Mohamed Asli, la surprise de l’année

Jamais aucun film marocain avant lui ne s’était approprié autant de prix. Juste en 2004, «A Casablanca, les anges ne volent pas» du réalisateur Mohamed Asli a raflé, à lui seul, 9 distinctions internationales. L’avenir paraît encore prometteur, la demande des festivals internationaux étant toujours pressante. Parmi ces distinctions, deux prix auront, plus que tous les autres, fait parler de Mohamed Asli.
Après avoir remporté le Tanit d’Or des 20èmes Journées cinématographiques de Carthage (JCC), le premier long- métrage de Mohamed Asli a également remporté le 1er prix de la 20-ème édition du festival international du cinéma d’Alexandrie. Deux belles consécrations qui témoignent, entre autres, de la mesure du talent et du professionnalisme de celui dont on ignorait même le nom auparavant. De Tunis à Chicago, le film transgresse la géographie, mais également les cultures, puisque le festival de cette ville américaine avait réservé le prix de la première oeuvre aux «Anges» de Asli, démontrant ainsi que le langage cinématographique est porteur d’un message universel indéniable.
D’un prix à l’autre, le film de Mohammed Asli faisait honneur au cinéma marocain et augurait d’une nouvelle ère pour les cinéastes marocains qui clament désormais haut leur disposition à affronter les aléas conjoncturels d’un cinéma de plus en plus mondialisé. Dans ce sens, la pellicule de Asli s’est envolée vers la ville française Fameck, pour arracher encore une fois le grand et unique prix de son festival de cinéma arabe tenu également en octobre. La qualité de ce film marocain a fait que l’année 2004 ne finisse sans décrocher dans son dernier mois un grand prix international en pleine capitale européenne. En fait, il n’y a pas mieux que Bruxelles et son Festival de cinéma méditerranéen pour clore toute une série de reconnaissance internationale.
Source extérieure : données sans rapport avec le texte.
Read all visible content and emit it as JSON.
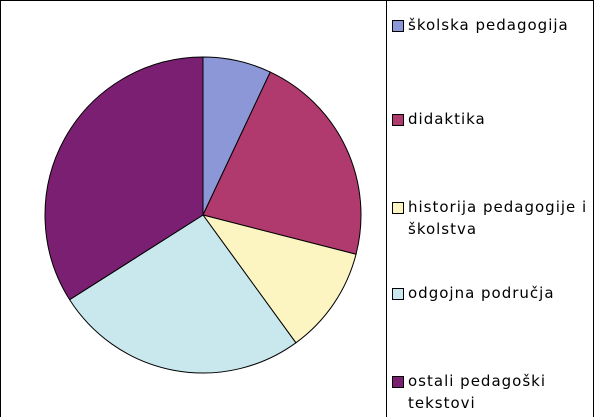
{
  "chart_data": {
    "type": "pie",
    "categories": [
      "školska pedagogija",
      "didaktika",
      "historija pedagogije i školstva",
      "odgojna područja",
      "ostali pedagoški tekstovi"
    ],
    "values": [
      7,
      22,
      11,
      26,
      34
    ],
    "colors": [
      "#8b97d6",
      "#b03a6e",
      "#fcf5c2",
      "#c8e8ee",
      "#7b1f72"
    ]
  }
}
Né à Casablanca en 1957, le réalisateur Mohamed Asli, qui a fait ses études cinématographiques à Milan en Italie, a entamé une carrière variée, d’abord assistant cameraman, assistant réalisateur, régisseur général, puis spécialiste dans la production. Le metteur en scène qui a créé, en 2003, un Centre de formation cinématographique au sein des studios Kanzaman à Ouarzazate, est l’auteur et producteur de plusieurs courts- métrages et documentaires.